I sent out an email to a dozen or so people, with all but the first address in the BCC field. One of the recipients has replied to me but his reply seems to have been sent toe everyone on the list - rather defeating the purpose of a blind carbon copy. He uses a mac and so I gues he clicked on 'reply all' rather than 'reply'.
Is there a way to prevent recipients replying to all addresses listed in CC or BCC? Otherwise, how do you keep traffic confidential?
Email addresses in the BCC field are not available to anyone except the original sender, so this recipient in question could not have sent a reply to everyone, because their email doesn't have the information for any other recipient. They could click Reply or replay all and it would make no difference; you are the only one who would get a reply.
Yep, that's what I would have thought, but I sent out six emails, 5 bcc, and one recipient's reply went to one of the bcc addresses - but there was no way he could have guessed that this recipient was on the original subscription list. I don't get it.
Then I can only guess that there is a problem with your installation of Mail. Have you upgraded to 10.5.4 yet, since your profile says you're running 10.5? If not, you should do that immediately.
Have you tried creating a new User Account and testing it in Mail there? If the problem persists there, it's system-wide; otherwise it's limited to your primary account.
Have you asked the sender? In your initial post you assume the reply went to all the Bccs, now you say it went to one - but do you know if it went to that one because your correspondent hit reply, or because your correspondent thought this other person might be interested in the reply without knowing that they had been an original recipient?

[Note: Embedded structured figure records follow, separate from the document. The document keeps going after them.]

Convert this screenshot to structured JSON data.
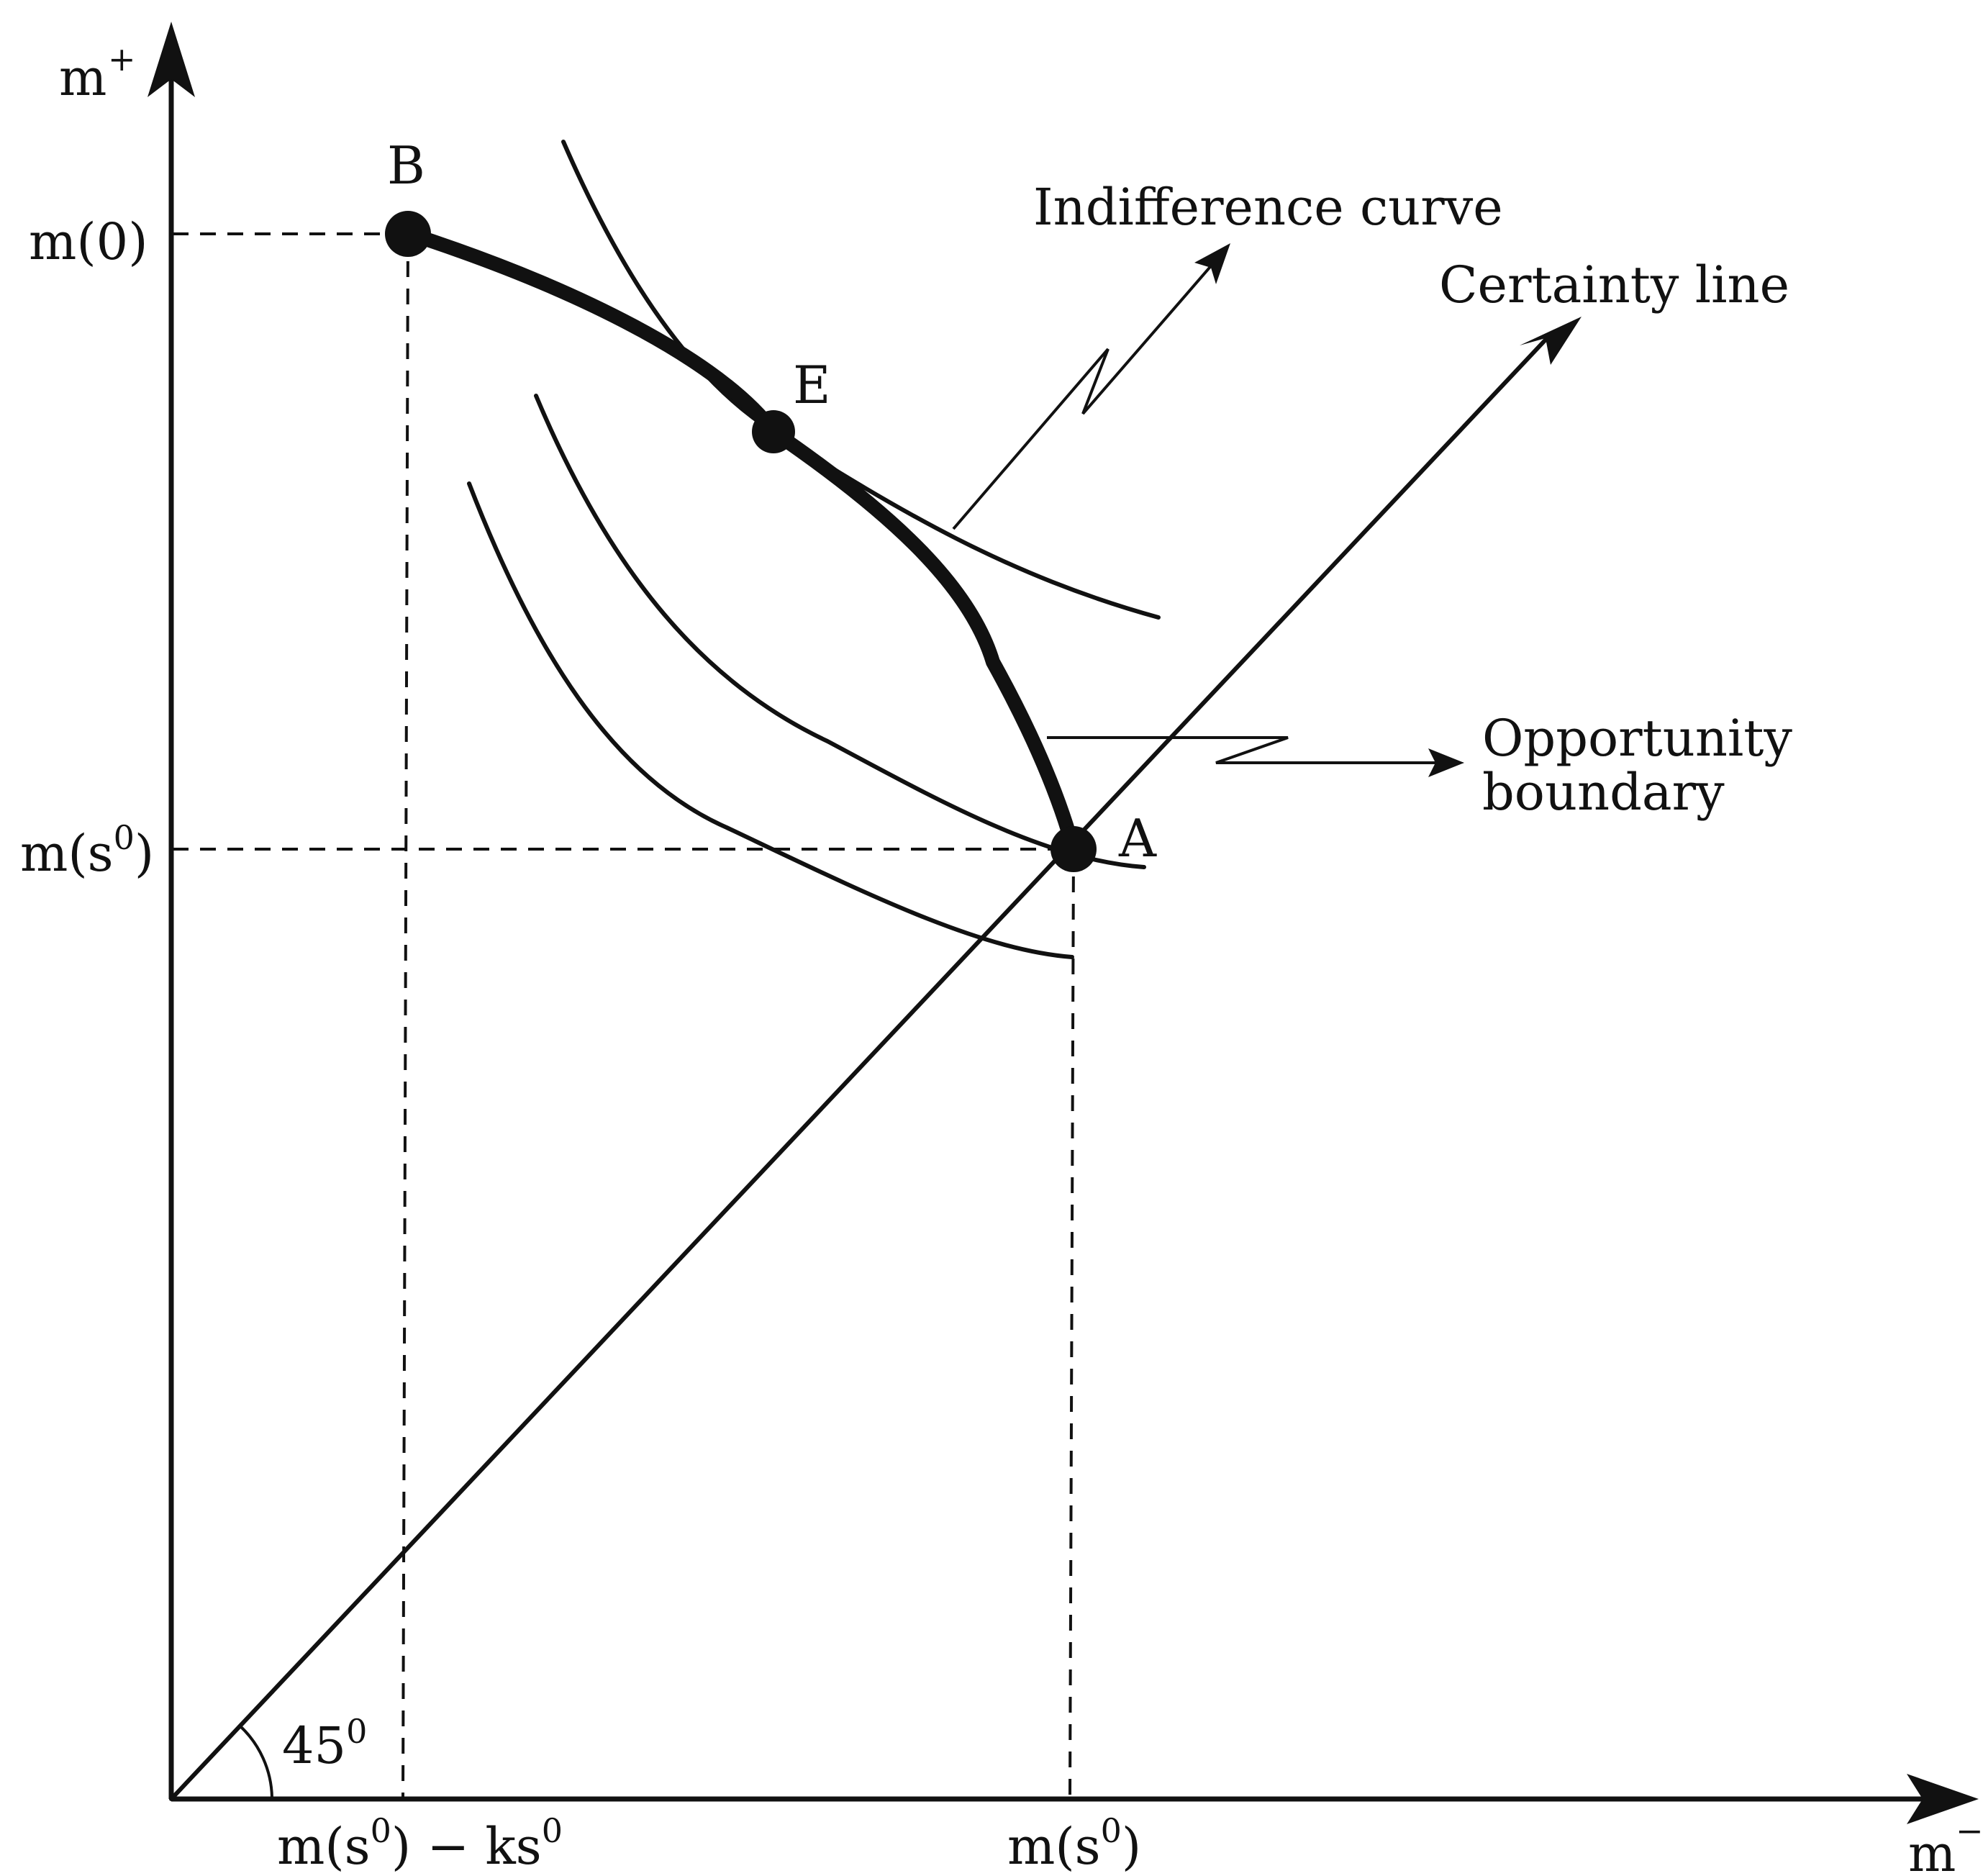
{
  "axes": {
    "y_label": "m",
    "y_label_sup": "+",
    "x_label": "m",
    "x_label_sup": "−"
  },
  "y_ticks": {
    "m0": "m(0)",
    "ms0_base": "m(s",
    "ms0_sup": "0",
    "ms0_end": ")"
  },
  "x_ticks": {
    "left_base": "m(s",
    "left_sup": "0",
    "left_mid": ") − ks",
    "left_sup2": "0",
    "right_base": "m(s",
    "right_sup": "0",
    "right_end": ")"
  },
  "points": {
    "A": "A",
    "B": "B",
    "E": "E"
  },
  "angle": {
    "value": "45",
    "sup": "0"
  },
  "annotations": {
    "indifference": "Indifference curve",
    "certainty": "Certainty line",
    "opportunity_line1": "Opportunity",
    "opportunity_line2": "boundary"
  }
}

Establish the facts before looking for a solution.
I assumed that it went to all because it went to one. The exact sequence of events is that I wrote to 'a' with blind copies to b, c, d, e & f. B (who uses a Mac) replied to me but his reply also went to 'a', an address that he would not have known and could not have guessed would have been on the original subscription list. 'A' is a colleague and she was surprised to have received the email from 'b'. All of the other recipients (who don't use Macs) have sent replies which did not get copied to 'a'. Given the circumstances and content of the email I did not want to broadcast that it seems to have become common knowledge.
I think I see what has gone wrong. I assumed that a bcc would substitute the address of each recipient when it was delivered. I've done a test mailing and I now see that all of the bccs are delivered with the name of the first recipient in the 'to' field. This was not what I expected to happen and it explains how one recipient replied to the first addressee. Sorry for the confusion.
But…is there a way to send an email to several addresses without the address of the first recipient appearing on all of the bccs?
He probably click Forward instead of Reply but didn't notice it even-though Mail adds "Begin forwarded message:" at the top of the new message. Also the To: is blank when you forward an E-Mail!
Here's how to keep that from happening AGAIN!
Open a new Mail Message and on the left, next to From: is a little box. Click on it! Remove CC & add Reply To:. And make it a habit to always use the Reply To: and Bcc:. If Spam Filters and/or User Rules are blocking a blank To: then use your E-Mail Address to let it pass Filters/Rules. You can always delete it when it hits your In Box. And it's not a problem using the same E-Mail Address in the To: and Reply To:.
Later ...
!http://homepage.mac.com/buzzlightgear/Buzz.tiff!
Buzz
Simplest is to use your own address as the To:, and put all the intended recipients in as BCC:. Some people just leave the To: blank, but this will cause some ISP or recipient spam filters to treat it as spam.
Anything in the BCC: field is not seen by any recipient.